Washington, D.C. — A new analysis warns that California’s SB 1074 (the BASED Act), which is modeled on the European Union’s Digital Markets Act (DMA), could raise costs for businesses and reduce quality for users without delivering meaningful competitive benefits. The report looks at two years of impacts under the EU’s DMA and finds that the law has been far more costly than expected while providing few benefits for consumers or business users. SB 1074 is slated for a hearing by the California Senate Committee on the Judiciary on April 14th.
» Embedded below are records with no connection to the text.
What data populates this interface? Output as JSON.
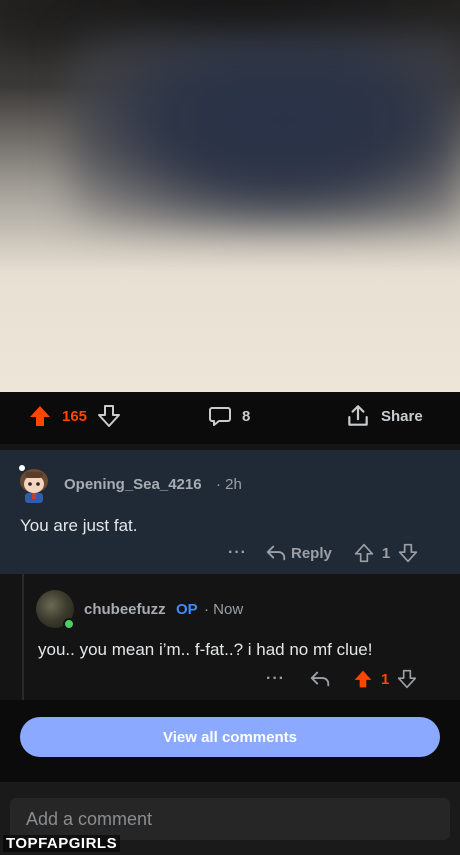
{
  "post": {
    "upvotes": "165",
    "comments": "8",
    "share_label": "Share"
  },
  "comment1": {
    "username": "Opening_Sea_4216",
    "time": "· 2h",
    "body": "You are just fat.",
    "more": "···",
    "reply_label": "Reply",
    "score": "1"
  },
  "comment2": {
    "username": "chubeefuzz",
    "op_badge": "OP",
    "time": "· Now",
    "body": "you.. you mean i’m.. f-fat..? i had no mf clue!",
    "more": "···",
    "score": "1"
  },
  "view_all_label": "View all comments",
  "add_comment_placeholder": "Add a comment",
  "watermark": "TOPFAPGIRLS",
  "colors": {
    "upvote": "#ff4500",
    "op": "#3d8bff",
    "button": "#8ba9ff",
    "highlight": "#202a36"
  }
}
Higher Costs, Lower Quality
Digital services in Europe now spend about $1 billion per year to comply with the DMA—far more than originally estimated (~$10 million). Despite these costs, there is little evidence of improved competition or better consumer outcomes. Instead, European users report that digital services have become less convenient and harder to use, with 59% of Europeans willing to pay an average of ~$300 per user per year to restore pre-DMA digital service features. Business users report lost traffic and having to pay more to attract consumers.
Risks for California
The analysis finds that California’s SB 1074 could cost the state $200-$400 million in its central scenario each year. In addition to requirements modeled on the DMA, the bill would allow treble damages and lawsuits from private parties and class actions. These changes could significantly increase total costs, up to $2.7 billion if test cases result in large plaintiff victories.
The following quote may be attributed to the report’s author, Trevor Wagener, who serves as CCIA’s Chief Economist and Director of the CCIA Research Center:
“The BASED Act risks importing the high costs of Europe’s Digital Markets Act for consumers, business users, and leading California employers, and adding on enormous litigation risks that jeopardize the digital services that employ a million Californians.”